Scarborough might be in for an epic wait for new transit, so we rode some of the existing routes to see just what they’re lacking.
Along with being the end of the subway line, Kennedy Station is sort of like the pre-renovation Union Station of Scarborough. The faded tan and brown décor screams for a paint job, and the smell of cheap vanilla body spray hangs in the air. And during last Thursday’s rush hour, many passengers, visibly listless and disconcertingly silent after nearly an hour commute from downtown, still had a long way to go, whether they planned to ride any of the 10 or so buses that connect there, or the once-celebrated, but now worn-out, RT system.
The commuters’ apparent resignation stood in stark contrast to the blustery opinions we’ve been hearing recently about the station’s future connections. There’s the proposed subway line, which occupied a great deal of council’s time two weeks ago, and remains something of a financial question mark, despite being approved at City Hall. It would replace the RT by travelling roughly beneath what is currently the 16 McCowan bus route, and include three stops. Then there’s the scrapped plan for a light-rail transit route through a hydro corridor, which would have included stops at several priority neighbourhoods and Centennial College—areas currently serviced by either the 57 Midland or 43 Kennedy buses.
Beyond the official renderings, press release maps, and the mayor’s insistence that people in Scarborough deserve better than buses or “streetcars,” it’s been difficult to get a clear sense of the transit reality in our easternmost borough. So, to determine what the situation really looks like and who might benefit from the various proposals, I rode the would-be rocket in its current incarnation: lots of buses.

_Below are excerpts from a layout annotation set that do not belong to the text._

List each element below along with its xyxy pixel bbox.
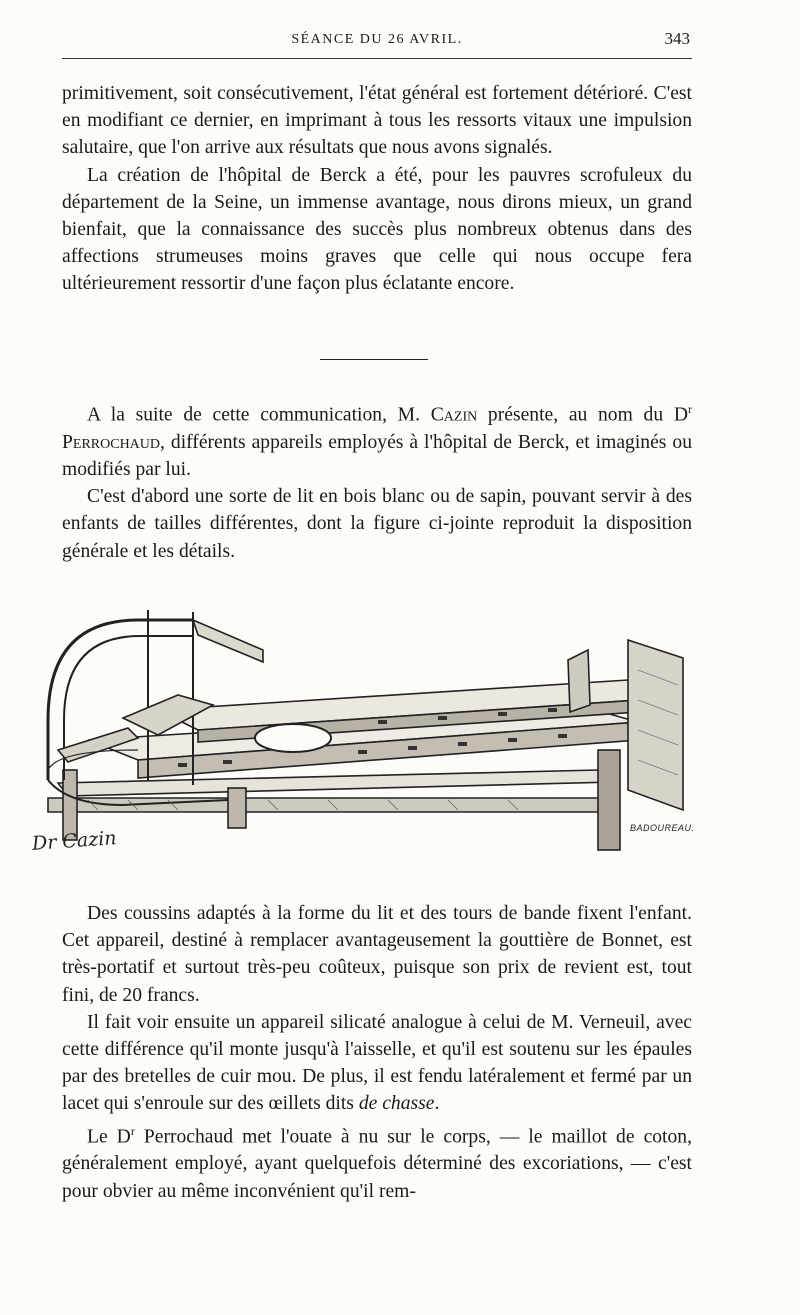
page-number: 343 — [664, 29, 690, 48]
page-header — [62, 28, 692, 59]
paragraph-berck-hospital: La création de l'hôpital de Berck a été, pour les pauvres scrofuleux du département de la Seine, un immense avantage, nous dirons mieux, un grand bienfait, que la connaissance des succès plus nombreux obtenus dans des affections strumeuses moins graves que celle qui nous occupe fera ultérieurement ressortir d'une façon plus éclatante encore. — [62, 164, 692, 295]
paragraph-continuation: primitivement, soit consécutivement, l'état général est fortement détérioré. C'est en modifiant ce dernier, en imprimant à tous les ressorts vitaux une impulsion salutaire, que l'on arrive aux résultats que nous avons signalés. — [62, 83, 692, 159]
text-block-middle — [62, 396, 692, 565]
paragraph-ouate: Le $D^r$ Perrochaud met l'ouate à nu sur le corps, — le maillot de coton, généralement employé, ayant quelquefois déterminé des excoriations, — c'est pour obvier au même inconvénient qu'il rem- — [62, 1123, 692, 1202]
running-head: SÉANCE DU 26 AVRIL. — [291, 32, 463, 47]
paragraph-cushions: Des coussins adaptés à la forme du lit et des tours de bande fixent l'enfant. Cet appareil, destiné à remplacer avantageusement la gouttière de Bonnet, est très-portatif et surtout très-peu coûteux, puisque son prix de revient est, tout fini, de 20 francs. — [62, 903, 692, 1006]
text-block-top — [62, 80, 692, 298]
paragraph-bed-description: C'est d'abord une sorte de lit en bois blanc ou de sapin, pouvant servir à des enfants de tailles différentes, dont la figure ci-jointe reproduit la disposition générale et les détails. — [62, 486, 692, 562]
name-perrochaud: Perrochaud — [62, 431, 161, 453]
section-separator — [320, 359, 428, 360]
name-cazin: Cazin — [430, 404, 478, 426]
bed-illustration — [28, 600, 695, 868]
bed-engraving — [28, 600, 688, 868]
paragraph-cazin-presentation: A la suite de cette communication, M. Cazin présente, au nom du $D^r$ Perrochaud, différents appareils employés à l'hôpital de Berck, et imaginés ou modifiés par lui. — [62, 402, 692, 480]
engraving-signature-right: BADOUREAU. — [630, 823, 695, 833]
text-block-bottom — [62, 900, 692, 1205]
engraving-signature-left: Dr Cazin — [31, 827, 118, 855]
paragraph-silicate-apparatus: Il fait voir ensuite un appareil silicaté analogue à celui de M. Verneuil, avec cette différence qu'il monte jusqu'à l'aisselle, et qu'il est soutenu sur les épaules par des bretelles de cuir mou. De plus, il est fendu latéralement et fermé par un lacet qui s'enroule sur des œillets dits de chasse. — [62, 1011, 692, 1115]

Upon boarding the 43 Kennedy northbound (which runs parallel to part of the proposed LRT route), passengers continued texting or reading books. A woman in a tie-dyed muumuu dozed. At 6:11 p.m., the bus was moderately full, but not bursting. We glided past varied terrain: squat brick homes, weathered high-rises, strip malls, and long stretches with little to look at save for grey pavement and fenced-in industrial yards. Without a car, doing any errands could easily become a tedious ordeal in this area. The 57 Midland bus, which travels along the other side of the LRT route, wasn’t much different. With its wide streets and ample parking, Scarborugh really does seem like a suburb built for drivers—if you can afford a car.
Pat Spencer has been a bus driver on the Scarborough routes for 12 years. In the past decade, she conceded, “There’s more people. It’s to the point where we need more buses on the lines.” Her busiest routes are Victoria Park and Markham Road. Her least favourite route to drive is the 16 McCowan due to “high volume, and pockets where higher numbers of people don’t want to pay fares.” As far as transit planning goes, Spencer said it should begin by consulting “drivers on the higher-volume lines, passengers who ride every day, and city planners who made the original long-term plans. Sometimes those older plans are still valid—a little tweak here and there, they’re actually not bad.”
At the beginning of rush hour on Friday morning, Robert MacEachern was one of two passengers heading to work on the 16 McCowan bus, which follows the route of the proposed subway extension. “I think subways are always better than buses,” he said, echoing underground champions like the mayor and the Scarborough councillors, before adding his own reality check. “They’re not making a decision in any way—whether it’s an LRT line, the subway, or extra buses. There’s a lot of politics behind it. It seems to me, as a major city, our system is pretty Mickey Mouse compared to a lot [of others].”
Later, on the same route, Raymond Humenuk sat with his knees pressed up against the seat in front of him. On this route, he has to wait up to 15 minutes for a bus, whereas the Lawrence buses come “every five minutes or so.” As we travelled past modest homes with ample lawns, he pondered a subway on this route, saying that it would be advantageous: “It just needs to go further into Scarborough, because the RT system is pretty dated.”
In the meantime, Humenuk was left with a mixture of hope and resignation: “I think it would be cool if they replaced the RT with a subway. But it would take so long. They probably will one day—but it won’t be much use to me by then.”